Thursday, December 23, 2010
Book Selections of the Month: Hitchens, Ridley, Narnia, and More
Ten recent or recently-pondered texts have left me with England and/or industrial progress on the brain:
•Christopher Hitchens' highly entertaining memoir Hitch-22 contains, I think, numerous veiled hints that he is capable of deceiving himself and others -- "keeping two sets of books," as he says more than once, though I do not doubt any substantive details of the tome. Rather, it seems that he's long been suspicious of his own motivations.
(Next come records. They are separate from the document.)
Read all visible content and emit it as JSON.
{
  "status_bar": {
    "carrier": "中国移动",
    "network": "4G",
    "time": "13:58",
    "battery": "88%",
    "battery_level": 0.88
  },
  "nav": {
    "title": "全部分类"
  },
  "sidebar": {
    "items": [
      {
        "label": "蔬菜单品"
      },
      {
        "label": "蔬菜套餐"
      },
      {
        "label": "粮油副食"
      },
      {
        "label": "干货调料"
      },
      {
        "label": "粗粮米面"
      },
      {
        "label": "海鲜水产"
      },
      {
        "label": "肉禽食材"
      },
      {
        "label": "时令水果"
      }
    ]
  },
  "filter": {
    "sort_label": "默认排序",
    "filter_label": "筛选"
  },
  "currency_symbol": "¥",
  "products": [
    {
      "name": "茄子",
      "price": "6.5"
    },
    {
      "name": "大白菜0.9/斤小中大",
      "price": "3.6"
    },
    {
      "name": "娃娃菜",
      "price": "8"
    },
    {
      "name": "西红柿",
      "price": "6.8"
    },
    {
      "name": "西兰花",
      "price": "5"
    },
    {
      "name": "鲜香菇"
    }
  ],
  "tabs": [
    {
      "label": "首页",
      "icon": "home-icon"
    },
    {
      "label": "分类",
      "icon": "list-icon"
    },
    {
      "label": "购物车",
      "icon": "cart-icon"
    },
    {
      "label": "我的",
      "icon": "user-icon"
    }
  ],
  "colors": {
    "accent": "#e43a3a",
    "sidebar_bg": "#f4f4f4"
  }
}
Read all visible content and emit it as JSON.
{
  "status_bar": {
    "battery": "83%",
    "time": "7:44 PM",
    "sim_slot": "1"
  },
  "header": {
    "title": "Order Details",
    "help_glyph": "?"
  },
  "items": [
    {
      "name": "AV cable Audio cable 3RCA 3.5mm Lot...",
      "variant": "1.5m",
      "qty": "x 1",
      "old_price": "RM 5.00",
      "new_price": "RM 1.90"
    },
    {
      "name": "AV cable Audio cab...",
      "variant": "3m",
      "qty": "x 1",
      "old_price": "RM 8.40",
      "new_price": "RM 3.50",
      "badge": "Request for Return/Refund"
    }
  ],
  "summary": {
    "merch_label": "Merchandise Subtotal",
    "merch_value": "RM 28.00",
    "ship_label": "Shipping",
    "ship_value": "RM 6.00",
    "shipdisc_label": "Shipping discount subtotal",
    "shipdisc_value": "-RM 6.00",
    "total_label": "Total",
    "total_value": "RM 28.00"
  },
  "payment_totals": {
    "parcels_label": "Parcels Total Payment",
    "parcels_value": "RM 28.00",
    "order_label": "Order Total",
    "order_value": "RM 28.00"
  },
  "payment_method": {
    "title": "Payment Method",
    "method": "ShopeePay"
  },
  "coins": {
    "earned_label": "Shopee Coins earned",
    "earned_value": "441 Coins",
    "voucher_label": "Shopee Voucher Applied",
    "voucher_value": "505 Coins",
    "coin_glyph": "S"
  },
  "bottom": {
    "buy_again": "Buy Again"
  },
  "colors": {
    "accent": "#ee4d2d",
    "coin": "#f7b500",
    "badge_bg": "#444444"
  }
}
He's moved sort-of rightward politically while clearly still loving his leftist past and most of his old allies (though he never thought highly of Bill Clinton in their Oxford days -- and he mentions that a note he jotted by the phone at someone's apartment in those days saying "RING IRA," meaning hippie-era Brown alum and Clinton ally Ira Magaziner, led to some questioning by police worried about possible Irish terrorism links). He may be hinting at an attraction to sadomasochism when he laments his early introduction via cruel British boys' schools to the strange connection between pain and pleasure (he's the man who correctly predicted that British conservative Paul Johnson would be found to be a sadomasochist, which I had taken to be disapproval, but he may still have been spotting one of his own -- and he admits at one point that O is one of his favorite fictional characters).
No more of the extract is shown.